360 Degrees of Happiness – Alokozai
Happiness. Say it with me; you know the word too well. Happiness — the word plastered and embossed on book spines in every Barnes and Nobles across this great, soul-starved country. There’s even an app for it.
Happiness — what we think we feel when we’re noshing on pizza, cuddling chubby puppies or bronzing under California sunshine.
I’ve read the books, eaten the pizza, snuggled pugs and soaked up the sun, but there’s still something wrong. And I fear there aren’t enough Friday nights and Netflix binge-sessions to fix me and fill this vacuous hole.
Happiness is the most valuable stock on the ethereal Dow-Jones.

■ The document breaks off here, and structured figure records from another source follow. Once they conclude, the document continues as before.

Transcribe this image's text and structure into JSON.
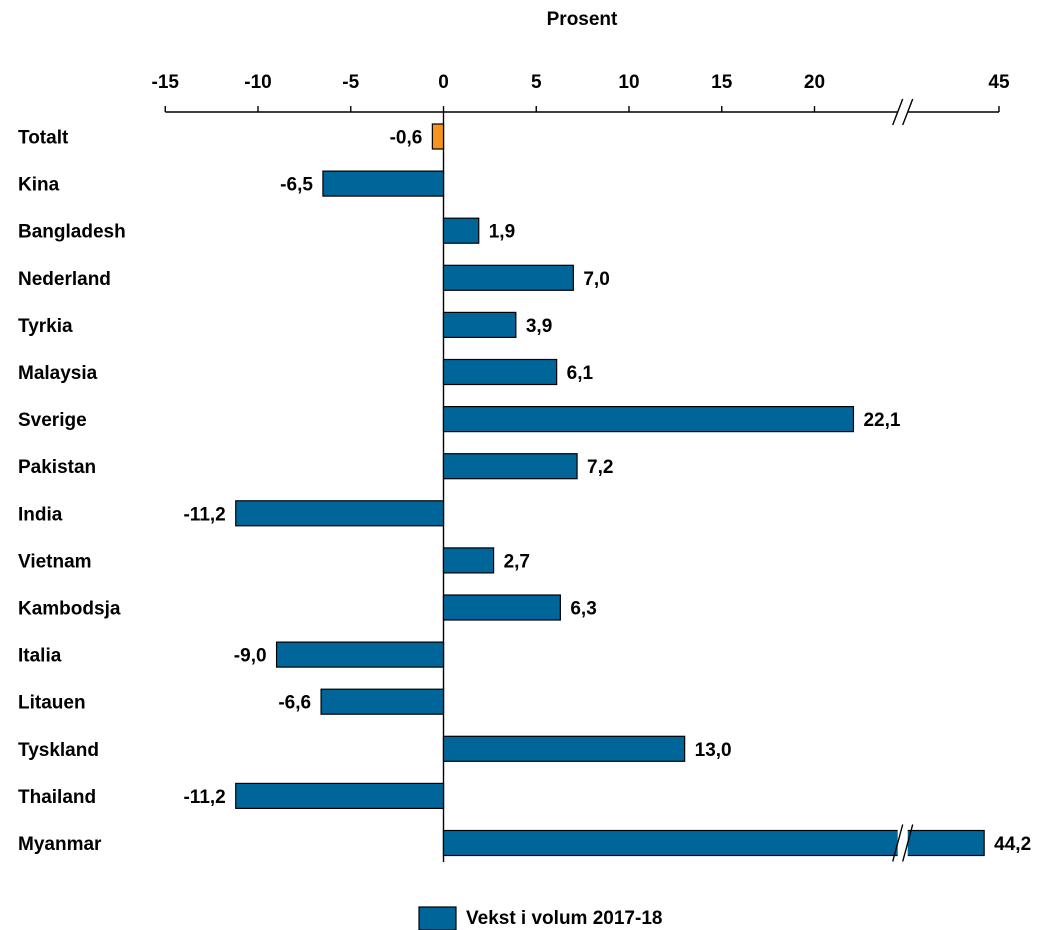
{
  "chart_data": {
    "type": "bar",
    "orientation": "horizontal",
    "axis_title": "Prosent",
    "xlim": [
      -15,
      45
    ],
    "axis_break": {
      "from": 24,
      "to": 43
    },
    "ticks": [
      -15,
      -10,
      -5,
      0,
      5,
      10,
      15,
      20,
      45
    ],
    "tick_labels": [
      "-15",
      "-10",
      "-5",
      "0",
      "5",
      "10",
      "15",
      "20",
      "45"
    ],
    "categories": [
      "Totalt",
      "Kina",
      "Bangladesh",
      "Nederland",
      "Tyrkia",
      "Malaysia",
      "Sverige",
      "Pakistan",
      "India",
      "Vietnam",
      "Kambodsja",
      "Italia",
      "Litauen",
      "Tyskland",
      "Thailand",
      "Myanmar"
    ],
    "values": [
      -0.6,
      -6.5,
      1.9,
      7.0,
      3.9,
      6.1,
      22.1,
      7.2,
      -11.2,
      2.7,
      6.3,
      -9.0,
      -6.6,
      13.0,
      -11.2,
      44.2
    ],
    "value_labels": [
      "-0,6",
      "-6,5",
      "1,9",
      "7,0",
      "3,9",
      "6,1",
      "22,1",
      "7,2",
      "-11,2",
      "2,7",
      "6,3",
      "-9,0",
      "-6,6",
      "13,0",
      "-11,2",
      "44,2"
    ],
    "highlight_index": 0,
    "legend": {
      "label": "Vekst i volum 2017-18",
      "placement": "bottom-center"
    },
    "colors": {
      "bar": "#006699",
      "highlight": "#F7941D",
      "stroke": "#000000"
    }
  }
}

It’s a national commodity; something scientists claim they can enumerate, replicate and commodify: “Positivity, engagement, relationships, achievement and meaning,” Dr. Martin Seligman, an esteemed positive psychologist, said.

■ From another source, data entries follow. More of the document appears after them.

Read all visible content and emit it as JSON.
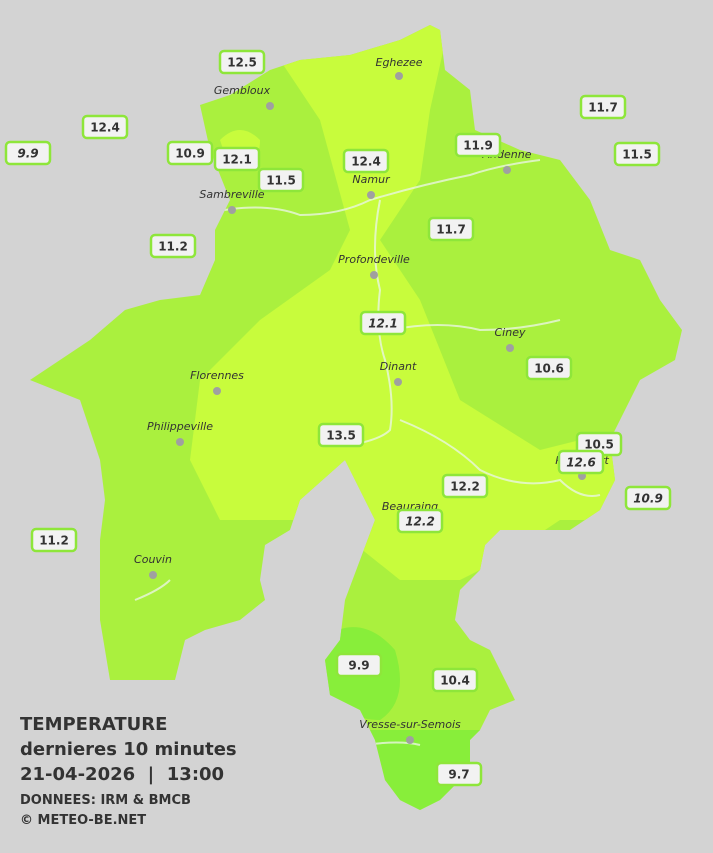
{
  "cities": [
    "Eghezee",
    "Gembloux",
    "Andenne",
    "Namur",
    "Sambreville",
    "Profondeville",
    "Ciney",
    "Dinant",
    "Florennes",
    "Philippeville",
    "Rochefort",
    "Beauraing",
    "Couvin",
    "Vresse-sur-Semois"
  ],
  "stations": [
    12.5,
    12.4,
    9.9,
    10.9,
    12.1,
    11.5,
    12.4,
    11.9,
    11.7,
    11.5,
    11.2,
    11.7,
    12.1,
    10.6,
    13.5,
    10.5,
    12.6,
    10.9,
    12.2,
    12.2,
    11.2,
    9.9,
    10.4,
    9.7
  ],
  "legend": {
    "title": "TEMPERATURE",
    "subtitle": "dernieres 10 minutes",
    "datetime": "21-04-2026  |  13:00",
    "source": "DONNEES: IRM & BMCB",
    "copyright": "© METEO-BE.NET"
  }
}
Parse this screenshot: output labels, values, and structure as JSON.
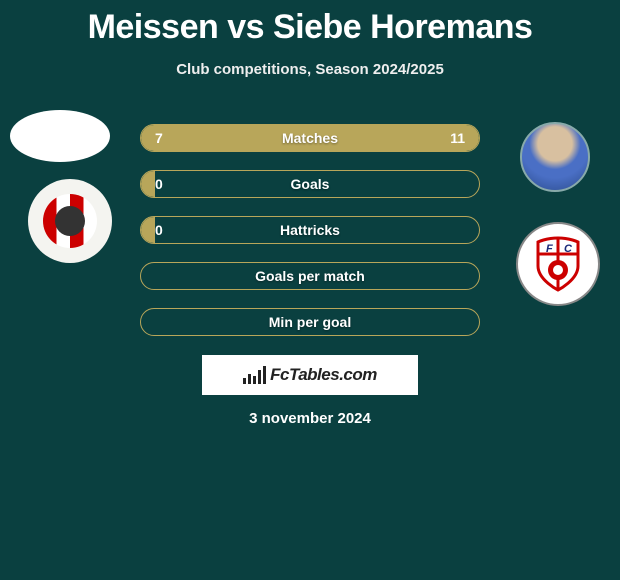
{
  "title": "Meissen vs Siebe Horemans",
  "subtitle": "Club competitions, Season 2024/2025",
  "date": "3 november 2024",
  "logo_text": "FcTables.com",
  "colors": {
    "background": "#0a4040",
    "bar_border": "#b8a65a",
    "bar_fill": "#b8a65a",
    "text": "#ffffff"
  },
  "players": {
    "left": {
      "name": "Meissen",
      "club": "Sparta Rotterdam"
    },
    "right": {
      "name": "Siebe Horemans",
      "club": "FC Utrecht"
    }
  },
  "stats": [
    {
      "label": "Matches",
      "left_value": "7",
      "right_value": "11",
      "left_fill_pct": 39,
      "right_fill_pct": 61
    },
    {
      "label": "Goals",
      "left_value": "0",
      "right_value": "",
      "left_fill_pct": 4,
      "right_fill_pct": 0
    },
    {
      "label": "Hattricks",
      "left_value": "0",
      "right_value": "",
      "left_fill_pct": 4,
      "right_fill_pct": 0
    },
    {
      "label": "Goals per match",
      "left_value": "",
      "right_value": "",
      "left_fill_pct": 0,
      "right_fill_pct": 0
    },
    {
      "label": "Min per goal",
      "left_value": "",
      "right_value": "",
      "left_fill_pct": 0,
      "right_fill_pct": 0
    }
  ]
}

Happiness is a cultural commodity as well; the “American dream,” the itch to be “the next big thing,” and of course “the pursuit of happiness” preoccupy all Americans.
It’s ingrained in our collective psyche as the ultimate goal for Americans to strive toward.
We are a society that builds itself around pleasure and desire it instantly. We are microwave dinner hedonists, wrapped up in nuke-safe cost-benefit analysis.
I can’t fault Dr. Seligman (nor do I want to) — his express version of happiness makes sense.
If we focus on the good stuff, we feel the good stuff; if we make use of our strengths and talents, we feel enriched by the outcomes; if our relationships are satisfying, we are satisfied. When everything has meaning — whether you act for the greater good or the immediate — life is fuller, richer and worthier. Or theoretically it ought to be.
I can’t help but feel that there has to be more to it than that. The way I see it, Dr. Seligman, researchers on the whole, and the pervading culture, all root happiness in transience.
That is to say, that they define it and materialize it in the context of ultimately cursory backdrops: friends come and go, societies crumble to revolutions, talents wither, and goodness is subjective. Where are we then, if and when our happiness is uprooted by the transience of our lives?
Happiness is a state of being. I’m not trying to reinvent the wheel here. But happiness is not “the” state of being.
The very notion of capturing happiness, or honing it, is a testament to the human condition — we’re all selfish, ego-driven flesh sacks.
I promise I’m not a misanthrope!
I look to Teresa of Calcutta, Benjamin Franklin, the Dalai Lama and even the Big J. C. himself for inspiration.
What unites these figures is their transcendence from human desire. They never treated happiness as a notch to put in their figurative belts.
Happiness could not be parsed into five slices of happy-cake. Their actions are instead rooted in the intrinsic, self-actualized concept of happiness. They had a sense of permanence, and lived their lives in solidarity to their values.
It seems that they all saw clearly who they were and thus, what they were capable of doing. And devoted their lives to realizing their capabilities.
They are a proof that deep-down, happiness is a by-product, something you stumble upon amidst the lashings and blessings of life. Obviously, Ben Franklin and company are held to such high esteem because they are exemplars, outliers and innovators.
I know I don’t want to party with lepers. But the lesson we, the ultra-modern, everyday Joe or Jane, can distill from their lives is the value of, if you excuse the slang, “doing you” or “being you.”
The ideal companion in the journey of life is the self, the true self. Live your true self, unabashed, whether you are the messiah, or a reincarnated Bodhisattva or a devoute Mennonite. Be unrelentingly you.
Happiness always finds a way.And when it is unexpected one is all the happier.